If you cannot win it, then you cannot win. It’s as simple as that.

“As it gets more physical (in the playoffs), you have less time and space,” said Oilers defenceman Brett Kulak, who played on a similar team in Montreal that made its way all the way to a Stanley Cup Final not long ago. “The ice just kind of shrinks up a little bit and the plays aren’t pretty. It is just those little small battles, the five- or six-foot passes that make the difference at the end of the day.”

Or the tiny mistakes, like the offensive-zone tripping penalty that Draisaitl took early in Saturday’s game, that resulted in the game-winning power-play goal.

You never know when the critical minute of a game is being played, and on Saturday it came just five minutes into the game. Draisaitl took the bad penalty and Torey Krug made the Oilers pay with a power-play blast.

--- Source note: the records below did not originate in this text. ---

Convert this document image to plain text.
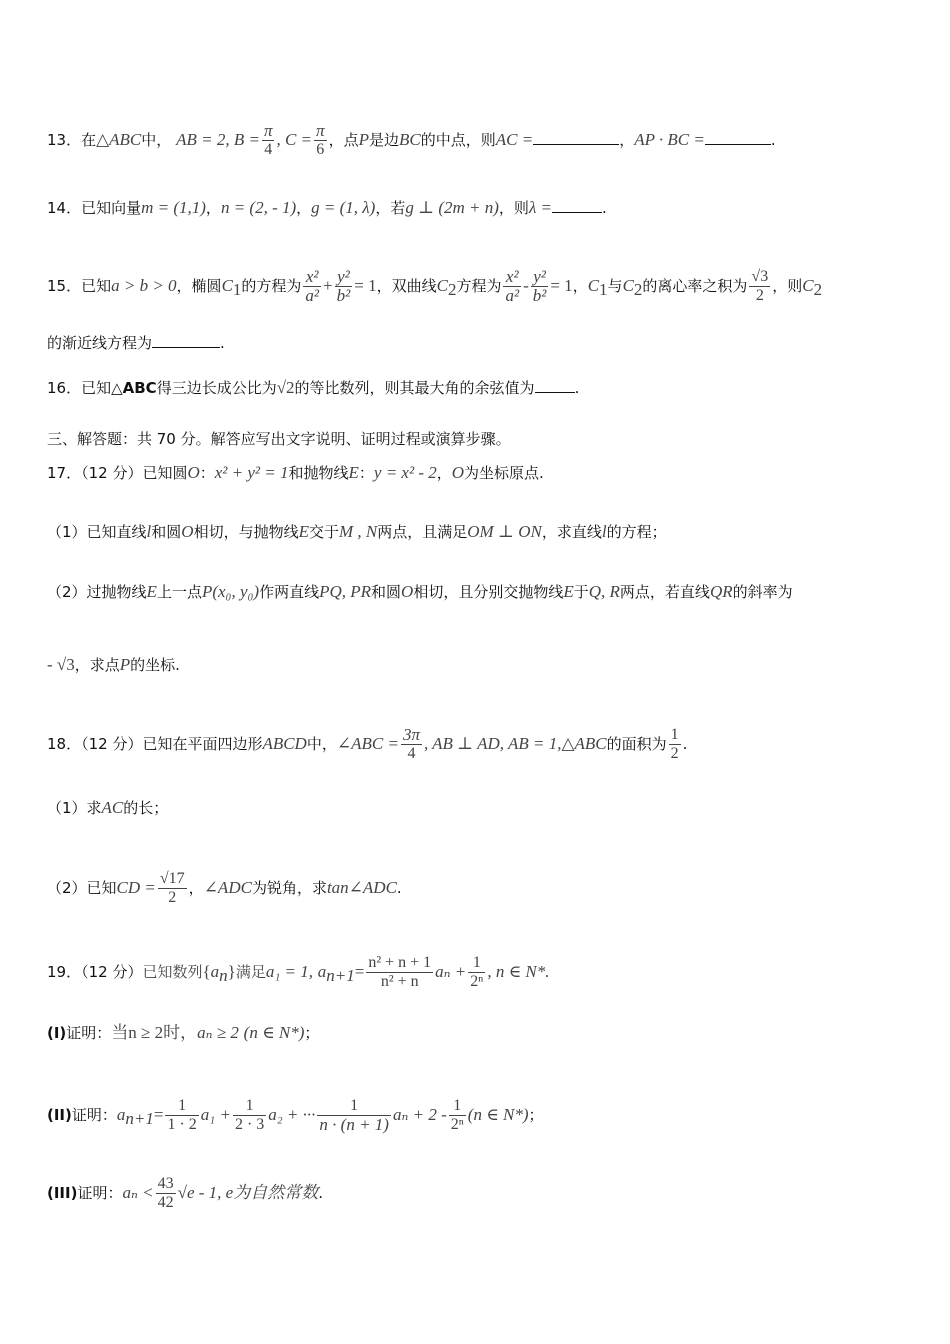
13．在△ABC中， AB = 2, $B = \frac{\pi}{4}$ , $C = \frac{\pi}{6}$ ，点P是边BC的中点，则AC =	，AP · BC =	.
14．已知向量m = (1,1)，n = (2, - 1)，g = (1, λ)，若g ⊥ (2m + n)，则λ =	.
15．已知a > b > 0，椭圆$C_1$的方程为 $\frac{\text{x²}}{\text{a²}} + \frac{\text{y²}}{\text{b²}} = 1$，双曲线$C_2$方程为 $\frac{\text{x²}}{\text{a²}} - \frac{\text{y²}}{\text{b²}} = 1$，$C_1$与$C_2$的离心率之积为 $\frac{√3}{2}$ ，则$C_2$
的渐近线方程为	.
16．已知△ABC得三边长成公比为√2的等比数列，则其最大角的余弦值为	.
三、解答题：共 70 分。解答应写出文字说明、证明过程或演算步骤。
17．（12 分）已知圆O：x² + y² = 1和抛物线E：y = x² - 2，O为坐标原点.
（1）已知直线l和圆O相切，与抛物线E交于M , N两点，且满足OM ⊥ ON，求直线l的方程；
（2）过抛物线E上一点P(x₀, y₀)作两直线PQ, PR和圆O相切，且分别交抛物线E于Q, R两点，若直线QR的斜率为
- √3，求点P的坐标.
18．（12 分）已知在平面四边形ABCD中，∠ABC = $\frac{3\pi}{4}$ , AB ⊥ AD, AB = 1,△ABC的面积为 $\frac{1}{2}$ .
（1）求AC的长；
（2）已知CD = $\frac{√17}{2}$ ，∠ADC为锐角，求tan∠ADC.
19．（12 分）已知数列$\{a_n\}$满足a₁ = 1, $a_{n+1}= \frac{\text{n² + n + 1}}{\text{n² + n}}$ $a_n + \frac{1}{\text{2ⁿ}}$ , n ∈ N*.
(I)证明：当n ≥ 2时，aₙ ≥ 2 (n ∈ N*)；
(II)证明：$a_{n+1}= \frac{1}{1 \cdot 2} a_1 + \frac{1}{2 \cdot 3} a_2$ + ··· $\frac{1}{n \cdot (n + 1)}$ $a_n + 2 - \frac{1}{\text{2ⁿ}} (n$ ∈ N*)；
(III)证明：$a_n < \frac{43}{42} √e - 1$, e为自然常数.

“It was just one of those games where you maybe hope for a bounce,” Draisaitl said, “but we didn’t even get ourselves into the position to get a bounce. It was a tough loss.”

Scoring first would perhaps be somewhat of a solution, as this game was played entirely on the Blues’ terms. It might not have been if it were Edmonton in the lead early, and the Blues who were chasing.

But that’s not a strong suit of an Oilers team that has scored first in just 34 of 87 games since the start of last season. Jack Campbell was phenomenal Saturday, but takes the loss having allowed only one goal — the game’s first.

“This is our fifth game of the year, and we have played, in my opinion, five one-goal hockey games — (with) some empty-net goals here or there,” Woodcroft said. “Right now, we’ve won two of those one-goal games and we’ve lost three of them. So, there’s definitely things that we can work on to improve.

“We can play faster than we are right now.”